La laïcité est bien plus qu’un simple droit à croire ou non. C’est un processus de libération intellectuelle, une rupture nette avec toute emprise religieuse sur la sphère publique.
C’est Henri Pena-Ruiz qui précise dans la revue Cités en 2004/2 n°18 « sa portée positive universelle. La laïcité n’est pas une option spirituelle parmi d’autres, mais le plan où les options spirituelles apprennent à se transcender pour que puisse advenir un horizon d’universalité. » Ce principe n’a jamais eu pour objectif d’imposer une doctrine athée. La loi de 1905, fondatrice de la laïcité républicaine, protège aussi la liberté de culte, mais dans des cadres bien définis. D’ailleurs, dans son premier article, elle distingue nettement la liberté de conscience du libre exercice des cultes par un point, marquant une frontière essentielle entre ces deux notions. Henri Pena-Ruiz, dans le même numéro de Cités, va plus loin en partant de cette définition : « La laïcité réside dans l’affirmation simultanée de trois valeurs qui sont aussi des principes d’organisation politique : la liberté de conscience fondée sur l’autonomie de la personne et de sa sphère privée, la pleine égalité des hommes quelles que soient leurs options spirituelles (qu’ils soient athées, agnostiques ou croyants) et le souci d’universalité de la sphère publique, la loi commune ne devant promouvoir que ce qui est conforme à l’intérêt de tous. »
Il n’est pas inutile de rappeler qu’en Belgique où la laïcité n’est pas inscrite dans la loi, l’État défend la liberté de croyance ou d’incroyance.
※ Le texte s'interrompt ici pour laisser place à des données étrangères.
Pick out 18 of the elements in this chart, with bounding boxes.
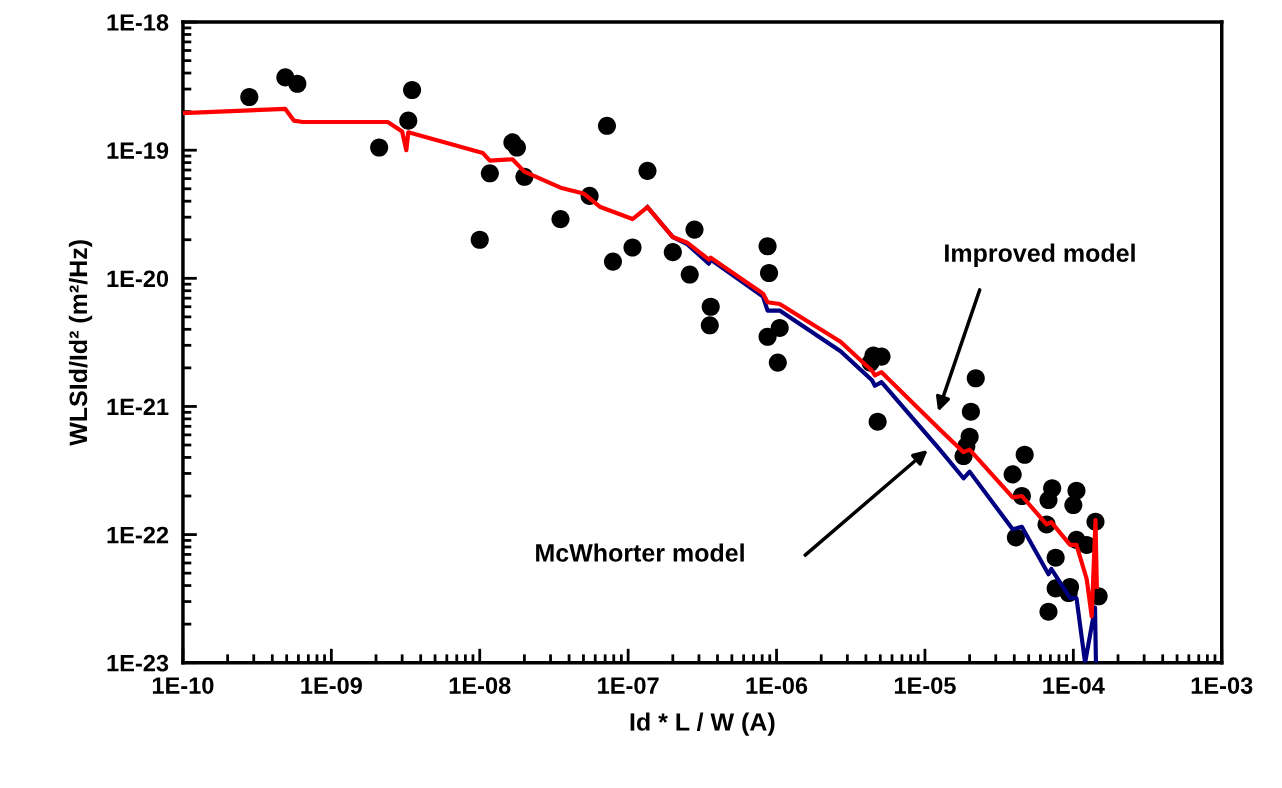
- x-tick-label: 1E-07: [598, 677, 659, 694]
- x-tick-label: 1E-03: [1191, 677, 1253, 694]
- x-tick-label: 1E-04: [1043, 677, 1105, 694]
- y-tick-label: 1E-20: [107, 270, 169, 288]
- y-tick-label: 1E-19: [107, 142, 169, 159]
- x-tick-label: 1E-08: [449, 677, 511, 694]
- annotation: Improved model: [945, 243, 1135, 267]
- y-tick-label: 1E-23: [107, 654, 169, 672]
- y-tick-label: 1E-18: [107, 14, 169, 31]
- x-tick-label: 1E-05: [894, 677, 956, 694]
- y-tick-label: 1E-21: [107, 398, 169, 416]
- y-tick-label: 1E-22: [107, 526, 169, 544]
- annotation: McWhorter model: [536, 543, 744, 562]
- x-axis-title: Id * L / W (A): [630, 712, 775, 736]
- y-axis-title: WLSId/Id² (m²/Hz): [68, 240, 93, 446]
- x-tick-label: 1E-06: [746, 677, 808, 694]
- x-tick-label: 1E-09: [301, 677, 362, 694]
- x-tick-label: 1E-10: [152, 677, 214, 694]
Ceux qui prétendent que la loi de 1905 ne serait qu’une reconnaissance de la liberté religieuse oublient qu’il s’agit d’une loi qui impose des limites et qui ne se borne pas à consacrer des droits individuels. Elle fixe un cadre pour préserver un équilibre collectif.
Tant que l’on refusera d’appliquer à l’islam et à ses dérives les mêmes exigences qui furent imposées jadis au catholicisme et à ses égarements, tant que l’on continuera à tergiverser sous prétexte de ne froisser personne, la laïcité restera une promesse trahie.